Hoy, sin embargo, una insistente tristeza oprimía el corazón de Rubin y ni siquiera el denso rojo de la victoriosa China podía con ella.
Por su parte, Nerzhin, pensativo, chupaba de vez en cuando el mango de plástico de su estilográfica e iba escribiendo con diminuta caligrafía que no parecía salida de una pluma sino de la punta de una aguja. En una hojita perdida en medio del camuflaje del trabajo oficial, anotó:
«Para un matemático, la historia del año 17 no contiene nada inesperado.

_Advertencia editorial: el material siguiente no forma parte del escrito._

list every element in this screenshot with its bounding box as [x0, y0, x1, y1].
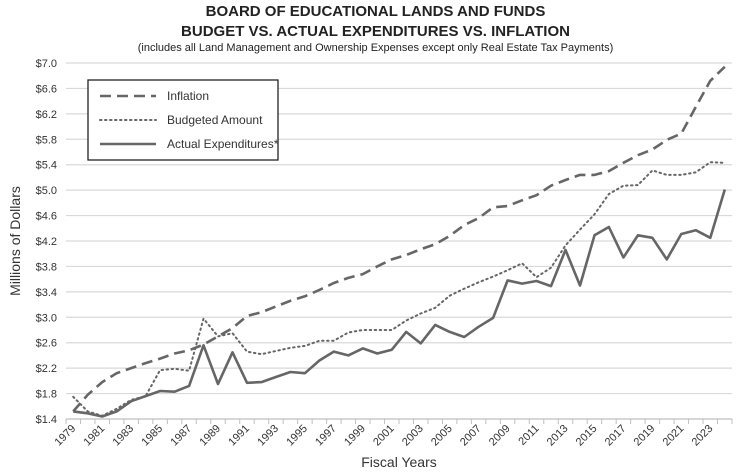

Ya se sabe que a los 90 grados una tangente se eleva hacia el infinito para caer acto seguido en el abismo del menos infinito. Así también Rusia, después de elevarse hasta una libertad inaudita, se ha convertido ahora en la peor de las tiranías.
»Esto nadie lo consigue a la primera».
La gran sala del laboratorio acústico vivía su pacífica vida cotidiana. Zumbaba el motorcito de la fresa eléctrica. Se oían órdenes: «¡Conecta!», «¡Desconecta!». Por radio transmitían la pegajosa melodía sentimental de turno. Alguien pedía en voz alta una lámpara 6-K-7.
Aprovechando un momento en que nadie la veía, Serafima Vitalievna contemplaba atentamente a Nerzhin, que continuaba llenando el pedazo de papel con su escritura de aguja.
El oper, el comandante Shikin, le había encargado que vigilara a aquellos presos.